The three pre-existing pinhole defects discovered in the powdered latex examination gloves assessed were located on the thumb, middle and ring finger portion of the gloves. These results corresponded with the findings of Katz et al.21 who reported that of the 132 latex gloves assessed 50% (4/8) of the pre-existing pinhole defects had occurred on the middle finger and 37.5% (3/8) had occurred on the thumb. The one pre-existing pinhole defect discovered in the second nitrile glove type was on the middle finger of the glove. Katz et al.23 also reported that for unused latex gloves 87.5% (7/8) of pre-existing pinholes were located in the finger portion, which disagrees with the findings of Patton and co-workers,30 who noted only 18% of pinhole defects confined to the finger region of the latex gloves.

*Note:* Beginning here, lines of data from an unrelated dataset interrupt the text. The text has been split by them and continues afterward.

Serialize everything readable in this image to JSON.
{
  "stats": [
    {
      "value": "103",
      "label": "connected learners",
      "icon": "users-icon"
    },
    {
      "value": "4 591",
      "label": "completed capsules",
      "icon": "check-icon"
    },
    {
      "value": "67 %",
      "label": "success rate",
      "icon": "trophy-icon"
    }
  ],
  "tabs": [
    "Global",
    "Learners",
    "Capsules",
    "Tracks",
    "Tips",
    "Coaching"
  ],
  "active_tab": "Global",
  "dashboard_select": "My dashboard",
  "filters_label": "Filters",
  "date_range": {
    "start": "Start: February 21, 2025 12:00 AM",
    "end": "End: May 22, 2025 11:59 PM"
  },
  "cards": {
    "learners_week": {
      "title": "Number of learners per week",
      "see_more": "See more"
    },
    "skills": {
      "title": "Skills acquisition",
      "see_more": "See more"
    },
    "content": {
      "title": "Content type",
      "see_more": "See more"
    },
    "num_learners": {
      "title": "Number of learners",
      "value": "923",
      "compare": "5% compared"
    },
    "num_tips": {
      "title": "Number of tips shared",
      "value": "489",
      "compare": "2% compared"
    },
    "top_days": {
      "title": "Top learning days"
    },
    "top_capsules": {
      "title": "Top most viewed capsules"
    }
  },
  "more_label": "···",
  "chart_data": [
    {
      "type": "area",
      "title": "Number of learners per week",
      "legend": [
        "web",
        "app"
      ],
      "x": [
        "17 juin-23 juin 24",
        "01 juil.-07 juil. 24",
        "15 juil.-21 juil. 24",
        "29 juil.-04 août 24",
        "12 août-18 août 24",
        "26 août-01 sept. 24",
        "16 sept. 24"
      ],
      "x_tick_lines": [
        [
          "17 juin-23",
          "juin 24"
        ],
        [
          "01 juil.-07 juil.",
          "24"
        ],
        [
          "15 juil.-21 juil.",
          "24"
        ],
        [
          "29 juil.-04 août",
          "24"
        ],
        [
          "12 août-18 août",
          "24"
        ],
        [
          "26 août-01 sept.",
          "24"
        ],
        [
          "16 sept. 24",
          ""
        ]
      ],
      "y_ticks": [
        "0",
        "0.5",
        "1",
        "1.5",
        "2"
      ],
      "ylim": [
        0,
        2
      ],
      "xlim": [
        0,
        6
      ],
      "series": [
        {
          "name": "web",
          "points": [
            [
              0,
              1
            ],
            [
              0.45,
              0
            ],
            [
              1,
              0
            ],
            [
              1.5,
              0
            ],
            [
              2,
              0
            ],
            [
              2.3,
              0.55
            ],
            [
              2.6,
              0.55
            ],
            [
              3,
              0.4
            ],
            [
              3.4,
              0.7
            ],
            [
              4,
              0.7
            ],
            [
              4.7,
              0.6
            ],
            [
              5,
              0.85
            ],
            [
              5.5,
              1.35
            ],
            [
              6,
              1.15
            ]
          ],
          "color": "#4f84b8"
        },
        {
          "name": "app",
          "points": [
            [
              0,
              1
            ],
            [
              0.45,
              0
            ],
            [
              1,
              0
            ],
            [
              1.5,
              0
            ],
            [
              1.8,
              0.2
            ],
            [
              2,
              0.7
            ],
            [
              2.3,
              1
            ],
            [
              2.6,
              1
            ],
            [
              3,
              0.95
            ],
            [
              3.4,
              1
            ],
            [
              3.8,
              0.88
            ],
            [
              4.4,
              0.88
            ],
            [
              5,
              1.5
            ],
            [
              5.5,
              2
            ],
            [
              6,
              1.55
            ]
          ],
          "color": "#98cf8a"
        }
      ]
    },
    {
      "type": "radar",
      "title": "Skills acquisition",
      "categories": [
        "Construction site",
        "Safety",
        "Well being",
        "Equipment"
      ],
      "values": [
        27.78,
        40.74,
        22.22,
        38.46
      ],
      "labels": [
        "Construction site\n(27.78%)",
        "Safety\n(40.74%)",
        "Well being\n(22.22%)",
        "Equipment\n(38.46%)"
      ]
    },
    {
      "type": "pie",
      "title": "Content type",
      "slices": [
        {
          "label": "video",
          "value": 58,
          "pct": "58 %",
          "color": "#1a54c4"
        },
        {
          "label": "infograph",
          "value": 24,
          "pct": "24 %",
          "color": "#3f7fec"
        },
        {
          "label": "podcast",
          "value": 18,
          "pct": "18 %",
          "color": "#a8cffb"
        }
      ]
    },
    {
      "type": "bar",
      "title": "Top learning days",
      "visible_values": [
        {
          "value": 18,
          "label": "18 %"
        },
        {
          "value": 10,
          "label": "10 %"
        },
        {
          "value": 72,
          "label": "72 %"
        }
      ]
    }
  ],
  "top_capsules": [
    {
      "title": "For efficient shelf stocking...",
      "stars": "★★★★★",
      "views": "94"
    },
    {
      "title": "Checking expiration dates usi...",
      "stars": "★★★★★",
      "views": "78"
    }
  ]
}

Pre-existing pinhole defects may be difficult to avoid during glove manufacture due to the complexity of the solvent dip process, in which a calcium ion binder is used to coat a clean porcelain former. This leaves a calcium/soap complex on the former allowing the particles to agglomerate into a film around the former. The length of time for which the former is dipped into the emulsion of polymer in water (latex) and the cleanliness of the former determines the quality of the film and thus contributes to the number of defects produced.

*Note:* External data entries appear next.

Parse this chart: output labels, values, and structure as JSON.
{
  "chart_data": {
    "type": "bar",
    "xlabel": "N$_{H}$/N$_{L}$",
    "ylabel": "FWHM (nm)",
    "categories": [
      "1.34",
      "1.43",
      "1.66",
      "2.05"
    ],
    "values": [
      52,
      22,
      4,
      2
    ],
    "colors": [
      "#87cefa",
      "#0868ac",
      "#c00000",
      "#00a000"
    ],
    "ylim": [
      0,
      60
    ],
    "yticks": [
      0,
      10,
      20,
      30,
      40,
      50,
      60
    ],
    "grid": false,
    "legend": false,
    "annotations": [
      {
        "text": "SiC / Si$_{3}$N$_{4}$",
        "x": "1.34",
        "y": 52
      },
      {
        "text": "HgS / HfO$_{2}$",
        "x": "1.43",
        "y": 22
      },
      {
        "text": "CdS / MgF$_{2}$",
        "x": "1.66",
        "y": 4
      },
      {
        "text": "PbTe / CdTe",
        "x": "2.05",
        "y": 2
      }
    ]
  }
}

All single use examination gloves assessed for pinholes must be manufactured to an acceptable quality level (AQL) of 1.5 according to EN455-125. All of the gloves examined in the current study, using the air inflation/water submersion technique, comply with the AQL level of 1.5. This means that, in a large sample of gloves, the defect level will not be more than 1.5%. However, as a relatively small sample (100 gloves) was considered in the current study, the AQL level of 1.5 dictates that the probability of having three pinhole defects is as high as 12.6%, the probability of having two is 33.6% and the chances of having zero defects is 22.1%.

All results obtained in the current investigation relate to a single batch for each glove examined, thus batch variation was not assessed. However, reputable manufacturers who employ good manufacturing procedures should not be susceptible to batch variation. Whilst the air inflation/water submersion evaluation is subjective and operator dependent, subjectivity was minimised in the current study by using the same operator for all experimentation. The study was designed principally to test recently introduced nitrile glove types, thus accurate comparisons based on only two types of latex gloves may not be valid. It was possible only to test the fingers of the latex gloves, hence a more thorough method for pre-existing pinhole detection as described by Katz21 was used. However, in the current study all pre-existing pinhole defects detected using glove finger inflation/water submersion technique were previously detected when inflating and submerging the whole latex glove. The documented incidence of pre-existing pinhole defects for the nitrile gloves examined indicated that these gloves could provide reliable barrier protection. However, parameters such as flexibility, fit and comfort must be assessed before nitrile gloves can be recommended for increased clinical use or suggested as a viable alternative to latex gloves, particularly the powdered type which carry a risk of sensitisation from inhalation of aeroallergens bound to glove powder.

Conclusion

In general, the incidence of pre-existing pinhole defects in the dental examination gloves assessed in the current study was lower than levels reported in previous studies. The nitrile gloves investigated exhibited less pre-existing pinhole defects than the latex glove types although the differences were not significant. The nitrile gloves tested could therefore be considered to provide reliable barrier protection.